Belief Empowers Deities, not quite the same thing. And thats just how it works for entities that have adopted those roles, like Odin or the Red King. The WG was on the ground floor of Creation, by WOJ (as a corollary to the WOJ that says Uriel was the Senior VP of Creation)
Point of order: that's not precisely what the WoJ says.
The presence of an Archangel, essentially an executive VP of Creation, probably had something to do with it.
People confuse the indefinite article for the definite one and then over-inflate the significance.
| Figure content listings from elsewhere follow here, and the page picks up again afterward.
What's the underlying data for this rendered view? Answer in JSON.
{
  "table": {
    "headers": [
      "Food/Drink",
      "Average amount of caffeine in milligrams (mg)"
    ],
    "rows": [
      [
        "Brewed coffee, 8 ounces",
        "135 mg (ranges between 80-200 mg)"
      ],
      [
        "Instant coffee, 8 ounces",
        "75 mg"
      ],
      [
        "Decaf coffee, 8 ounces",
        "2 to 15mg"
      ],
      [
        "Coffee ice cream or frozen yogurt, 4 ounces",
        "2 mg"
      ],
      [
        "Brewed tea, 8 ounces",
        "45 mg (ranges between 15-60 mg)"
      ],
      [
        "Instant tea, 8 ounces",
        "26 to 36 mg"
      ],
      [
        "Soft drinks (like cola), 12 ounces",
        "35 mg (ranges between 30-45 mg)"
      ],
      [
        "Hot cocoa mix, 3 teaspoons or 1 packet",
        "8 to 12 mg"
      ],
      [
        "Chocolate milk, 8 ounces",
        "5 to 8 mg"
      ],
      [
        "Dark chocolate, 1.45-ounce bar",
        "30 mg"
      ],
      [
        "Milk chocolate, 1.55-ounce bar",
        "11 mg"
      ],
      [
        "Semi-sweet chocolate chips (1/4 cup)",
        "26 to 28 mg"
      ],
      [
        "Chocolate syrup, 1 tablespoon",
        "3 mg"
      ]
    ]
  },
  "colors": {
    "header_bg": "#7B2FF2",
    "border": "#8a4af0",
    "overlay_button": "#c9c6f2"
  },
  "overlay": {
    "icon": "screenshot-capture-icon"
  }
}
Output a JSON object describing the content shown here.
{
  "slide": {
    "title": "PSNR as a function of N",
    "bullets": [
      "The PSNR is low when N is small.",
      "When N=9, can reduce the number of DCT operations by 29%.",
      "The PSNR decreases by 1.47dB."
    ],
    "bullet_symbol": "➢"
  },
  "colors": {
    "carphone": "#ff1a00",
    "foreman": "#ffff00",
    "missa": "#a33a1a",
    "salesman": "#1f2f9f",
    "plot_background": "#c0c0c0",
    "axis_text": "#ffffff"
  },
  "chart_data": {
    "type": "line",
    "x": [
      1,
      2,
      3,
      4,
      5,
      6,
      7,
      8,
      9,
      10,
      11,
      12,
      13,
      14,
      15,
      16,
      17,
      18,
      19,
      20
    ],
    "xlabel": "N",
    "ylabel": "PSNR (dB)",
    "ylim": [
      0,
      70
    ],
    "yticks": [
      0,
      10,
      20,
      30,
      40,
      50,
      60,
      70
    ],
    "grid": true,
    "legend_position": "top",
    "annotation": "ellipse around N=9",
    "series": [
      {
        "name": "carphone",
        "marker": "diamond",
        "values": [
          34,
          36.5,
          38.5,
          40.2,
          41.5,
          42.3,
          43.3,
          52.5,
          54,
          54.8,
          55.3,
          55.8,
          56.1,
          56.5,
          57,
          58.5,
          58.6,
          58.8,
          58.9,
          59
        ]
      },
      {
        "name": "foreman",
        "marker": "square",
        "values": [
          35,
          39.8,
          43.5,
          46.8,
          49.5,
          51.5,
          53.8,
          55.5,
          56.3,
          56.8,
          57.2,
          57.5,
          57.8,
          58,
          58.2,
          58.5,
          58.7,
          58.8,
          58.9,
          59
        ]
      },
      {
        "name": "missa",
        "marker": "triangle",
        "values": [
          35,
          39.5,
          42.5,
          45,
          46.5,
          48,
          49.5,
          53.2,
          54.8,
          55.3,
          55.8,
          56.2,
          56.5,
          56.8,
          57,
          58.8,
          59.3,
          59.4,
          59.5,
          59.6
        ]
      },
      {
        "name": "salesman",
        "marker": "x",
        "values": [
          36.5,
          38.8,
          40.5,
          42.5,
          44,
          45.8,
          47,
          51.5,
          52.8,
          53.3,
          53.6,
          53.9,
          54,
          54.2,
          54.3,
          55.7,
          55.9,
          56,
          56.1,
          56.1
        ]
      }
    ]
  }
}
But that's not my point. I saw absolutely nothing in the text to indicate that the Odin we met was not the original Odin, and unless I'm forgetting something, nothing to indicate that the Reds weren't the original Mayan gods besides a moment of speculation from Harry "Unreliable-Narrator" Dresden. If there was textual support for that, please remind me of where it is.
So, given that we (currently) have no proof that Odin is any less real than TWG beyond Judaism, Christianity, and Islam being so very much more popular, that implies that the various creation myths are all true too, Susanoo and the backs of turtles right along with the Let There Be Light. So why must TWG be the only one who created the universe? I suppose it's possible that whichever religion produces the strongest deity at the moment could be the "true" story of creation at that time, but frankly that's a little distasteful, at least to me.
And, finally--we know that belief can create power wholesale, ala the Shroud of Turin. Does it really seem impossible to you that in the DV, thousands and millions and billions of people all believing in a deity couldn't make it come into existence?